As with the original HPL the configuration file must be called HPL.dat. Note, however, that the options in the configuration file have changed. Therefore you cannot copy a configuration file from the original HPL, but have to create a configuration file anew. The sample file will give you a working configuration for a single nodes. Note that the HPL-GPU process will by default use all cores of a node, therefore you should only run one process per node.

The default values in HPL.dat@ are already tuned for good performance. Take a look at the Technical Report if you want to know how these were found. The most important options which you have to adjust in every case are @N, P and Q, which define the matrix size and the process grid. You can use the script suggest-configs.py in the tools folder to get suggestions for good values. The script is self-documenting. Run suggest-congigs.py -h for help.
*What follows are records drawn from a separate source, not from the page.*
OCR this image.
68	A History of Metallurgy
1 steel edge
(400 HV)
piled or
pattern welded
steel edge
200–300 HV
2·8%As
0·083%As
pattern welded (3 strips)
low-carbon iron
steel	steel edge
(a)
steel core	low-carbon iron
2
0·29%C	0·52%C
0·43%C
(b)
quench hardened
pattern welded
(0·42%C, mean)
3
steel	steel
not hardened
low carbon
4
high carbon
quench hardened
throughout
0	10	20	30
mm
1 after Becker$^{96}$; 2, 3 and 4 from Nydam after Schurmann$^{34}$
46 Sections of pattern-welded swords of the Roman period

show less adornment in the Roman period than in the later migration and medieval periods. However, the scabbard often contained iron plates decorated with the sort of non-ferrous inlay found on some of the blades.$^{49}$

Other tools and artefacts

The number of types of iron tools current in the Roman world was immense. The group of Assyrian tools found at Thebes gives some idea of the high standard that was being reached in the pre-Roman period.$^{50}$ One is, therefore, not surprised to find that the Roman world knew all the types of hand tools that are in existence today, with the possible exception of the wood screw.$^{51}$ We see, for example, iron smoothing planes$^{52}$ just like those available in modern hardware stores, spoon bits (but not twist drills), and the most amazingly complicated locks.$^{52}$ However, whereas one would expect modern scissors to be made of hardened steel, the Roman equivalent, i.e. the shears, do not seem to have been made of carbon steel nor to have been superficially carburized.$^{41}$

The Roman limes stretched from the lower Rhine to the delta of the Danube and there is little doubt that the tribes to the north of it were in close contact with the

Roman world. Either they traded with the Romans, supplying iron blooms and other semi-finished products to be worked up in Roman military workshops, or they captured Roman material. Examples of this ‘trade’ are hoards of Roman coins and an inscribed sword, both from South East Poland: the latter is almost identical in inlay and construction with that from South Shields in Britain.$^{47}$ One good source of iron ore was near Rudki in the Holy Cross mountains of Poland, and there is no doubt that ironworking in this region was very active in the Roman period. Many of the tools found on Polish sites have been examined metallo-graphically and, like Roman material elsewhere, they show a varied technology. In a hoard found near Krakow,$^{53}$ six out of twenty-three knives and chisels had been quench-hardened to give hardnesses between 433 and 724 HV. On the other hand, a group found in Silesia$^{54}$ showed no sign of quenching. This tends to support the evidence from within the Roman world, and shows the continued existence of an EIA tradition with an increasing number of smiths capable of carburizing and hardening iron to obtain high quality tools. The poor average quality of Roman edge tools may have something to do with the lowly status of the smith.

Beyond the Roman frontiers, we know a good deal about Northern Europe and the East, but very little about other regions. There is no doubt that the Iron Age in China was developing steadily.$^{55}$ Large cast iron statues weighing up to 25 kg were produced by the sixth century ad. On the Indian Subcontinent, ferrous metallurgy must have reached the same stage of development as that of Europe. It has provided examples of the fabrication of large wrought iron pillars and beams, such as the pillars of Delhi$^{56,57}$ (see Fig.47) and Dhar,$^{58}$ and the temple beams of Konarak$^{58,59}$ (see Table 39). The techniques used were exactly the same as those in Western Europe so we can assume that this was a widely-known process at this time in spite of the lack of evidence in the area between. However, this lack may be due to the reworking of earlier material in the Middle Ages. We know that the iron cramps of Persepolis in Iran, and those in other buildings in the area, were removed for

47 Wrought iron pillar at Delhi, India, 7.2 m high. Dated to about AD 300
The other two interesting options are BCAST and LOOKAHEAD. Contrary to what's stated on netlib.org one of the values 4, 5 or 6 should be used. The recommended value 6 will use the build in MPI broadcast method. Depending on your MPI library and cluster size method 4 or 5 might perform better, though.

The LOOKAHEAD value has a different meaning as in the original HPL. HPL-GPU will always only lookahead one panel, but perform different CPU operations in parallel to the GPU DGEMM. Possible values are:

  • 0 - No Lookahead
  • 1 - Lookahead Mode 1
  • 2 - Lookahead Mode 2

The goal is to keep the GPU computing DGEMM 100% of the time. Higher lookahead modes can mean higher memory bandwidth usage, though. Therefore the Lookahead might not be optimal on every system, especially with few slow CPU cores. For details on the Lookahead modes take a look at the Technical Report where you can also find hints at the other tuning options.

If you are running on a system with different system configurations and speeds take a look at the instructions for heterogeneous systems.

Running happens by either directly launching the xhpl binary or launching the xhpl binary via MPI. Again keep in mind to launch only one process per node. As HPL-GPU, or to be exact CALDGEMM, performs it's own pinning of threads to CPU cores you should make sure MPI doesn't interfere with that. In addition there can be issues with using RDMA in parallel to GPU DMA usage. To avoid these problems setting the following environment options is recommended:

  • MVAPICH - VIADEV_USE_AFFINITY=0 VIADEV_RNDV_PROTOCOL=R3
  • MVAPICH2 - MV2_ENABLE_AFFINITY=0 MV2_RNDV_PROTOCOL=R3 MV2_USE_RDMA_ONE_SIDED=0

OpenMPI does not show any problems with thread pinning.

License

HPL-GPU is made up of parts that are licensed under the GNU General Public License Version 3 and parts that are licensed under the 4-clause BSD license. The license of each source file is noted in the header of the file. The parts licensed under the GNU General Public License Version 3 grant the following special exception:

"Use with the Original BSD License."

Notwithstanding any other provision of the GNU General Public License Version 3, you have permission to link or combine any covered work witha work licensed under the 4-clause BSD license into a single combined work, and to convey the resulting work. The terms of this License will continue to apply to the part which is the covered work, but the special requirements of the 4-clause BSD license, clause 3, concerning the requirement of acknowledgement in advertising materials will apply to the combination as such.